Medienvertreter, die am Praxisworkshop „Supply Chain Management in Einkauf und Beschaffung“ teilnehmen möchten, sind herzlich willkommen! Bitte melden Sie sich mit einer formlosen E-Mail an Diese E-Mail-Adresse ist gegen Spambots geschützt! JavaScript muss aktiviert werden, damit sie angezeigt werden kann. an.
Über ARAIA Consulting
ARAIA Consulting ist darauf spezialisiert, Einkaufskonditionen und Einkaufsstrukturen nachhaltig zu verbessern. Der Hauptsitz der 1994 gegründeten Unternehmensberatung befindet sich in München. Weltweit bieten 60 Mitarbeiter an zehn Standorten intelligentes Einkaufsmanagement aus einer Hand: von der Analyse über die strategische Beratung bis hin zur vollständigen Umsetzung. Die Einkaufsexperten von ARAIA zeichnen sich durch ihr tiefes Verständnis für Produktionsprozesse und Organisationsstrukturen, ihr umfassendes kaufmännisches und technisches Wissen aus. So arbeitet ARAIA fachbereichsübergreifend und ganzheitlich an der optimalen Lösung für jeden einzelnen Kunden.
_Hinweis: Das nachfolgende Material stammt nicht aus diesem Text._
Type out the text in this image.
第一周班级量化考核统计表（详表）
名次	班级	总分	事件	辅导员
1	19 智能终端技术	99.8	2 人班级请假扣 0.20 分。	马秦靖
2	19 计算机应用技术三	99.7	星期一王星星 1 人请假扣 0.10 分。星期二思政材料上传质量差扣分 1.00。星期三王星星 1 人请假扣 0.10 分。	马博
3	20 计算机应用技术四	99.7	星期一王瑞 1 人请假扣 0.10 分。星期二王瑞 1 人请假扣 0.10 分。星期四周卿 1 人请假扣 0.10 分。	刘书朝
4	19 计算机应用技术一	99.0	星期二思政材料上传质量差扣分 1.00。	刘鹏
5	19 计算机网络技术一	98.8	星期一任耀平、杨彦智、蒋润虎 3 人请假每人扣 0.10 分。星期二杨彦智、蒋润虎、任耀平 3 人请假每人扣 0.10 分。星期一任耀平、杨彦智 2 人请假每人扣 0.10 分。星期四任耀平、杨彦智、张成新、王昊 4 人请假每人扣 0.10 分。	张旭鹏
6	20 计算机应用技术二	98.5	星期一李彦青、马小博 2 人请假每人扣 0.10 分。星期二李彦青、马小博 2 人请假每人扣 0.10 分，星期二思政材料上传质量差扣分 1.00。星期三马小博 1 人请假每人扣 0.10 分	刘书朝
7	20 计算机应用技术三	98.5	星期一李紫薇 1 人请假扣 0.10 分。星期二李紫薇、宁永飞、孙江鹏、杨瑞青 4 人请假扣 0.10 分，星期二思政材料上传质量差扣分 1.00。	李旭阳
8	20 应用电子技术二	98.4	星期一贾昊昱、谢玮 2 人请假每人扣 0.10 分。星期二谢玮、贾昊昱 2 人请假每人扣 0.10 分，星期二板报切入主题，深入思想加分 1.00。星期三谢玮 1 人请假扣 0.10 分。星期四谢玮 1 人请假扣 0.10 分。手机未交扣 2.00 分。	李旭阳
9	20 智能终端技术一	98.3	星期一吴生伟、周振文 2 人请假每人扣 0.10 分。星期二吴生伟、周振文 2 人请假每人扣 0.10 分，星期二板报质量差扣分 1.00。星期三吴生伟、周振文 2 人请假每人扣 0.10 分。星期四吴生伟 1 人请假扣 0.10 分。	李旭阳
Grundlage der Beratungsleistung ist das Was-Wo-Wie-Prinzip: ARAIA analysiert, was, wo und wie ein Unternehmen einkauft und setzt anschließend gemeinsam mit seinen Kunden Optimierungspotenziale um. Im Ergebnis können die Geschäftspartner von ARAIA ihre Einkaufskosten nachhaltig senken und verfügen über mehr liquides Kapital. Unternehmen aus allen Branchen, in denen Einkauf ein wichtiger Wettbewerbsfaktor ist, vertrauen auf die Expertise von ARAIA aus 15 Jahren erfolgreicher Projektarbeit.